Graziano y su compañero se ajustaron las gafas y las boquillas y, como una pareja de patos, hicieron bascular el cuerpo y desaparecieron. El piloto bajó a la cabina del pasaje de la lancha, levantó la tapa de una de las banquetas de los costados y sacó un complicado aparejo de cuerdas de cuyo extremo colgaba un arnés de lona. Subió a cubierta y se reunió con Vianello. Pasó la cuerda por encima de la borda y la dejó colgar hasta el agua.
Al cabo de un minuto, Graziano y su compañero salieron a la superficie. Entre los dos oscilaba el cuerpo de un tercer hombre. Con movimientos precisos que denotaban una práctica que impresionó a Vianello, los buzos pasaron los brazos del muerto por el arnés que sostenía Bonsuan. Uno de ellos se sumergió para pasar una cuerda entre las piernas del hombre, que ató a un gancho de la parte delantera del arnés.
A una señal del buzo, Bonsuan y Vianello empezaron a izar al hombre, asombrándose de cómo pesaba. A Vianello se le ocurrió que de ahí podía venir la expresión de «peso muerto», pero rápidamente ahuyentó la idea, un poco avergonzado. Poco a poco, el cuerpo emergió del agua, y los dos hombres se asomaron para sujetarlo e impedir que chocara contra la borda. No lo consiguieron del todo, pero al fin lo subieron a bordo y quedó tendido en la cubierta, con los ojos abiertos como si mirara al cielo.

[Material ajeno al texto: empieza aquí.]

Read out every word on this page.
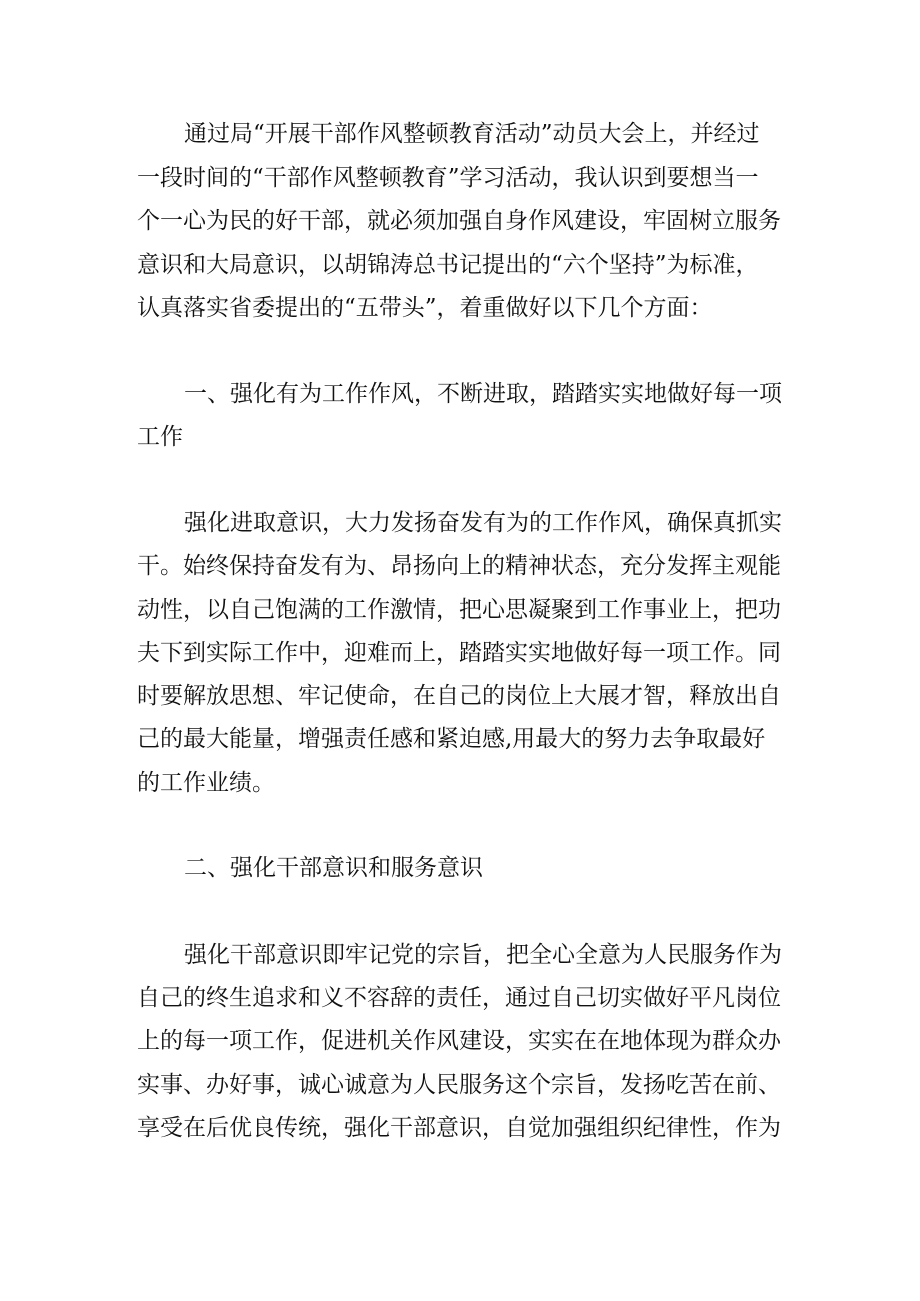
通过局“开展干部作风整顿教育活动”动员大会上，并经过

一段时间的“干部作风整顿教育”学习活动，我认识到要想当一

个一心为民的好干部，就必须加强自身作风建设，牢固树立服务

意识和大局意识，以胡锦涛总书记提出的“六个坚持”为标准，

认真落实省委提出的“五带头”，着重做好以下几个方面：

一、强化有为工作作风，不断进取，踏踏实实地做好每一项

工作

强化进取意识，大力发扬奋发有为的工作作风，确保真抓实

干。始终保持奋发有为、昂扬向上的精神状态，充分发挥主观能

动性，以自己饱满的工作激情，把心思凝聚到工作事业上，把功

夫下到实际工作中，迎难而上，踏踏实实地做好每一项工作。同

时要解放思想、牢记使命，在自己的岗位上大展才智，释放出自

己的最大能量，增强责任感和紧迫感,用最大的努力去争取最好

的工作业绩。

二、强化干部意识和服务意识

强化干部意识即牢记党的宗旨，把全心全意为人民服务作为

自己的终生追求和义不容辞的责任，通过自己切实做好平凡岗位

上的每一项工作，促进机关作风建设，实实在在地体现为群众办

实事、办好事，诚心诚意为人民服务这个宗旨，发扬吃苦在前、

享受在后优良传统，强化干部意识，自觉加强组织纪律性，作为
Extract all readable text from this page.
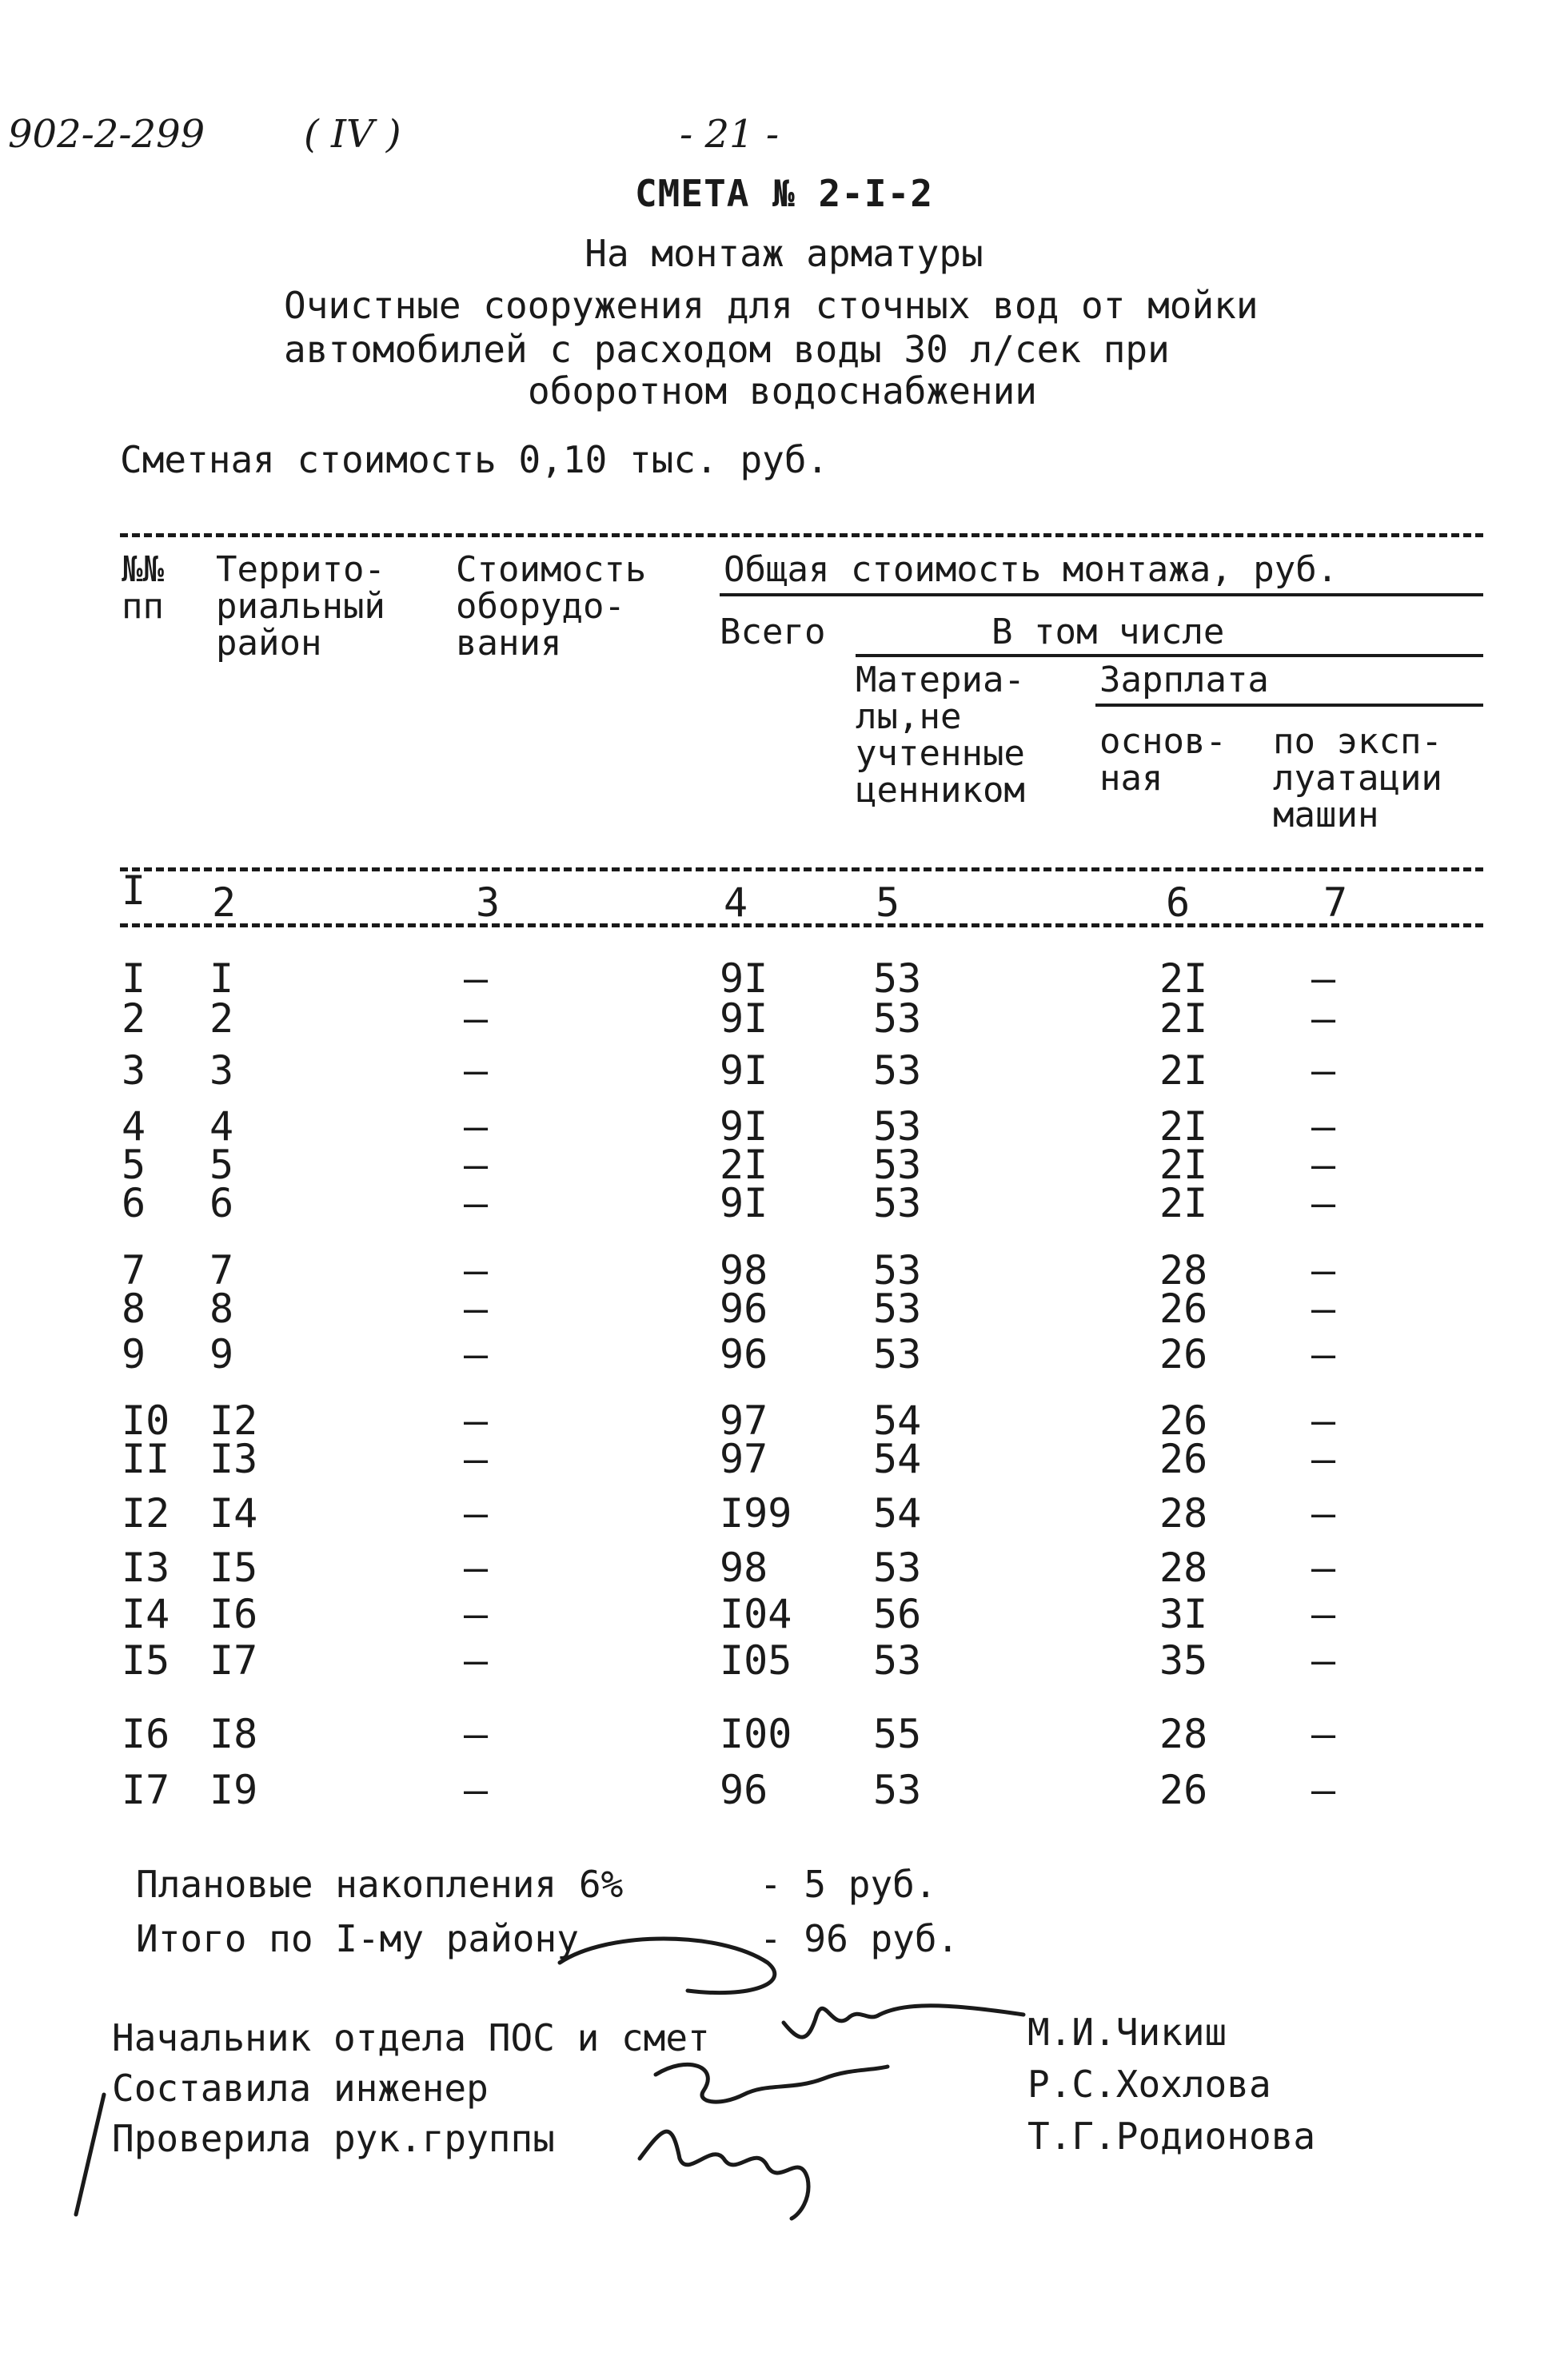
902-2-299	( IV )	- 21 -
СМЕТА № 2-I-2
На монтаж арматуры
Очистные сооружения для сточных вод от мойки
автомобилей с расходом воды 30 л/сек при
оборотном водоснабжении
Сметная стоимость 0,10 тыс. руб.
№№
пп
Террито-
риальный
район
Стоимость
оборудо-
вания
Общая стоимость монтажа, руб.
Всего	В том числе
Материа-
лы,не
учтенные
ценником
Зарплата
основ-
ная
по эксп-
луатации
машин
I 2	3	4	5	6	7
I I	–	9I	53	2I	–
2 2	–	9I	53	2I	–
3 3	–	9I	53	2I	–
4 4	–	9I	53	2I	–
5 5	–	2I	53	2I	–
6 6	–	9I	53	2I	–
7 7	–	98	53	28	–
8 8	–	96	53	26	–
9 9	–	96	53	26	–
I0 I2	–	97	54	26	–
II I3	–	97	54	26	–
I2 I4	–	I99 54	28	–
I3 I5	–	98	53	28	–
I4 I6	–	I04 56	3I	–
I5 I7	–	I05 53	35	–
I6 I8	–	I00 55	28	–
I7 I9	–	96	53	26	–
Плановые накопления 6%	- 5 руб.
Итого по I-му району	- 96 руб.
Начальник отдела ПОС и смет	М.И.Чикиш
Составила инженер	Р.С.Хохлова
Проверила рук.группы	Т.Г.Родионова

Antes de que pudieran observar más detalles, oyeron un chapoteo. Rápidamente, desengancharon el arnés y volvieron a lanzarlo. Al subir el segundo cuerpo, extremaron las precauciones y consiguieron impedir que chocara contra el costado del barco, y lo depositaron al lado del otro.
Había dos cangrejos enganchados en el cabello del primer cadáver, pero Vianello era incapaz de hacer algo más que mirarlos, horrorizado, y Bonsuan se agachó, los arrancó y los arrojó al agua con naturalidad.
Los buzos subieron por la escalerilla a la lancha de la policía y, una vez en la cubierta, se desprendieron de las botellas de oxígeno que dejaron en el suelo cuidadosamente y se quitaron las gafas y las negras capuchas de caucho.
Los cuatro hombres contemplaban los cuerpos que yacían a sus pies en la cubierta de la lancha de la policía. Vianello bajó a la cabina y subió con dos mantas. Se puso una debajo del brazo, hizo una seña a Bonsuan y sacudió la otra. El piloto tomó las puntas libres de la manta y entre los dos cubrieron el cuerpo del hombre mayor. Vianello desdobló la segunda manta y la operación se repitió con el hijo.
Entonces, cubiertos y ocultos a la vista los dos cadáveres, el compañero de Graziano, el más joven de los vivos que estaban en la lancha, dijo:
– Eso que tiene en la cara no se lo ha hecho un cangrejo.